The primary limitation is temporal relevance. CVE-2020-1938 was disclosed over four years ago, and any reasonably maintained Tomcat installation should have been patched by now—either through vendor updates or by disabling the AJP connector entirely. Running this scanner in 2024 is more of an archaeology expedition than active threat hunting. If you're still finding vulnerable instances, you have much bigger problems than detection tooling.

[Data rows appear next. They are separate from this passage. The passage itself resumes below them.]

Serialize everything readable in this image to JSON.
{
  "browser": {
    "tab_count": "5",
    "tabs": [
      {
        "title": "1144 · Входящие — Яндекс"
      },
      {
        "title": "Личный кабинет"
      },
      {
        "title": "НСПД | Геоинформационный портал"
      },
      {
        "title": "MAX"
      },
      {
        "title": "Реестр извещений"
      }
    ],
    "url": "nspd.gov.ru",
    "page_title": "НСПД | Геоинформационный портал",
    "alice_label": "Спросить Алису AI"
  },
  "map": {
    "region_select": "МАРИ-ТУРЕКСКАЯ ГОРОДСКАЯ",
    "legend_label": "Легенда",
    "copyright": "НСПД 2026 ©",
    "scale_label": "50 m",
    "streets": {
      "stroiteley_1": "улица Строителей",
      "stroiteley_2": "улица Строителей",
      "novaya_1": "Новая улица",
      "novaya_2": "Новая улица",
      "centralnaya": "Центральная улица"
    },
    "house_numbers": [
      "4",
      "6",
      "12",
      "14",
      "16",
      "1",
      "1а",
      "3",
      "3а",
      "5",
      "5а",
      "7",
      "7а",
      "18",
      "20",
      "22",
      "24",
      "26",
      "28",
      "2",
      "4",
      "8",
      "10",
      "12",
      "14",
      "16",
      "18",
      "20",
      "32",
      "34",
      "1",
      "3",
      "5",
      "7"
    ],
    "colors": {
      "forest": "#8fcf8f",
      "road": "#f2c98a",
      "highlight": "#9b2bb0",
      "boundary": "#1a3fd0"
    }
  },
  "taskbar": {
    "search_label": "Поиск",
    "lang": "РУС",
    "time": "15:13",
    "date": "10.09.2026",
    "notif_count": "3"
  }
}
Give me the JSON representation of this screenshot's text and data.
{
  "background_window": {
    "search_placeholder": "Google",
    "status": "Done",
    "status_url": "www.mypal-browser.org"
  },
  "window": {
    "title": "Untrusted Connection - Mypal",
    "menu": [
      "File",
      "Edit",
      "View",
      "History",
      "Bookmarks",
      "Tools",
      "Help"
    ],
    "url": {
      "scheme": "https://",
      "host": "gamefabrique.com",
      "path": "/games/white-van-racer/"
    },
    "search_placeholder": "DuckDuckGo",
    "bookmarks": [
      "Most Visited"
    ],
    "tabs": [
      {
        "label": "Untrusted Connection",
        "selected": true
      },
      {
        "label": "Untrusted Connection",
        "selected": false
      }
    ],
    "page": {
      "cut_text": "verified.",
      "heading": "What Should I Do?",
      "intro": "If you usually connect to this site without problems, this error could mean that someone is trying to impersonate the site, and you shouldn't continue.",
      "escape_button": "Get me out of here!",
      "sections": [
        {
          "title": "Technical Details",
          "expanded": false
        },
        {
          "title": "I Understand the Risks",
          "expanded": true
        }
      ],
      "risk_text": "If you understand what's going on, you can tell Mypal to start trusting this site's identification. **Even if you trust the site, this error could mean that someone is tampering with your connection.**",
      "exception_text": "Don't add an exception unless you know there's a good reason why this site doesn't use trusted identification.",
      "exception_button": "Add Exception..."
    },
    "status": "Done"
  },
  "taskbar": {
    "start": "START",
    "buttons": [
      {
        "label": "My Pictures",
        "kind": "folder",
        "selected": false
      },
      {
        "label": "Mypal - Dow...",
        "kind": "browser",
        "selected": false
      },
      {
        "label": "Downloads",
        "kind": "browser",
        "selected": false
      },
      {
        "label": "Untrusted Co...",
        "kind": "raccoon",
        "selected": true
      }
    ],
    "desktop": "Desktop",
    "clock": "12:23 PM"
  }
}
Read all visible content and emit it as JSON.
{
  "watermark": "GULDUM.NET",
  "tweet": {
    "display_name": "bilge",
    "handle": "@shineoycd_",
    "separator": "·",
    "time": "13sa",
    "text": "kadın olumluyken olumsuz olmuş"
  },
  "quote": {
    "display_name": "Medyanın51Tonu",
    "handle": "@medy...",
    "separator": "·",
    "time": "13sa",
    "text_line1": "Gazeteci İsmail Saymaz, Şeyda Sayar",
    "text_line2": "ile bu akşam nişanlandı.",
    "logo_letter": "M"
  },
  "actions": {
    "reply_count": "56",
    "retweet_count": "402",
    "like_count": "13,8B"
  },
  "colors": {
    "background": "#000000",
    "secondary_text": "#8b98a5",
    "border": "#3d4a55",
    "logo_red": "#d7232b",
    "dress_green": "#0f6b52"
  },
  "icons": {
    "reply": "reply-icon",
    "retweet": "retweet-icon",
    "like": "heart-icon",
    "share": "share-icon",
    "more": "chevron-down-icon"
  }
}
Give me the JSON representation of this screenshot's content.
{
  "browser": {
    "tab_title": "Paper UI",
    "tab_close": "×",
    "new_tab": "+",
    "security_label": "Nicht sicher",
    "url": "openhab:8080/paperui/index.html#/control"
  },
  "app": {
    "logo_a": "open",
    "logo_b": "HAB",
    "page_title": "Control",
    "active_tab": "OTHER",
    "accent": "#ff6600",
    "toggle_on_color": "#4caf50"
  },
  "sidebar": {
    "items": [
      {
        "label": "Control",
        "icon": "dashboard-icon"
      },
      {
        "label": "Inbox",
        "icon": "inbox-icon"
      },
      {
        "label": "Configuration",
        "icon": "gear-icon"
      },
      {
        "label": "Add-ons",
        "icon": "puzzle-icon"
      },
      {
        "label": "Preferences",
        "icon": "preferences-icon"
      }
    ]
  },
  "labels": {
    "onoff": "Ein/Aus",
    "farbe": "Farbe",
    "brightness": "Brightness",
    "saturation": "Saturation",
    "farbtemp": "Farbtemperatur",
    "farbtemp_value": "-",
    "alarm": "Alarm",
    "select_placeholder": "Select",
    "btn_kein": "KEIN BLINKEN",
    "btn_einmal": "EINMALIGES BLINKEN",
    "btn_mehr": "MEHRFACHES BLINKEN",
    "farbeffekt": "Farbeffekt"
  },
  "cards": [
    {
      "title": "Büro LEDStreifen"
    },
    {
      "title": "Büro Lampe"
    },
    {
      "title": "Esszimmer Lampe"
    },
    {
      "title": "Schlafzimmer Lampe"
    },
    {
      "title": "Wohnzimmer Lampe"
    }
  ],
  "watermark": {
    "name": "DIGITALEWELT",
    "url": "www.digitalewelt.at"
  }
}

The repository's abandonment is another red flag. With only 7 stars, no documentation beyond what appears to be a screenshot, no test suite, and no apparent maintenance since creation, you're essentially trusting unvetted code to accurately implement a security-critical protocol. The AJP protocol has subtle edge cases—incorrect packet framing, improper attribute encoding, or botched response parsing could lead to false negatives where vulnerable servers appear safe. Without test coverage or community vetting, you can't have confidence in the results. For security tooling, this is unacceptable. You need provenance, testing, and ideally security researchers vouching for correctness. Modern alternatives like Nuclei templates have thousands of eyes on them and extensive validation. Additionally, running this tool requires direct network access to port 8009, which is often firewalled off from external networks in properly segmented environments, limiting its usefulness to internal network assessments.

Verdict

Use if: You're conducting internal network security audits on legacy environments where Tomcat instances might have been forgotten, you need a standalone binary with zero dependencies for air-gapped network scanning, or you're studying AJP protocol implementation for educational purposes and want a minimal Go example to dissect. It's also reasonable if you're specifically hunting for this CVE as part of red team exercises where you need quick, targeted checks. Skip if: You need production-grade security scanning with verifiable accuracy and maintenance, you're working with modern infrastructure where this vulnerability should already be patched, you require comprehensive Tomcat security assessment beyond this single CVE, or you need documented, tested tooling with community support. Instead, use Nuclei with updated CVE-2020-1938 templates, Metasploit's auxiliary scanner module, or better yet, deploy comprehensive vulnerability management solutions like Nessus or Qualys that include this check alongside thousands of others. For most organizations in 2024, this specific tool is a historical curiosity rather than a practical security utility.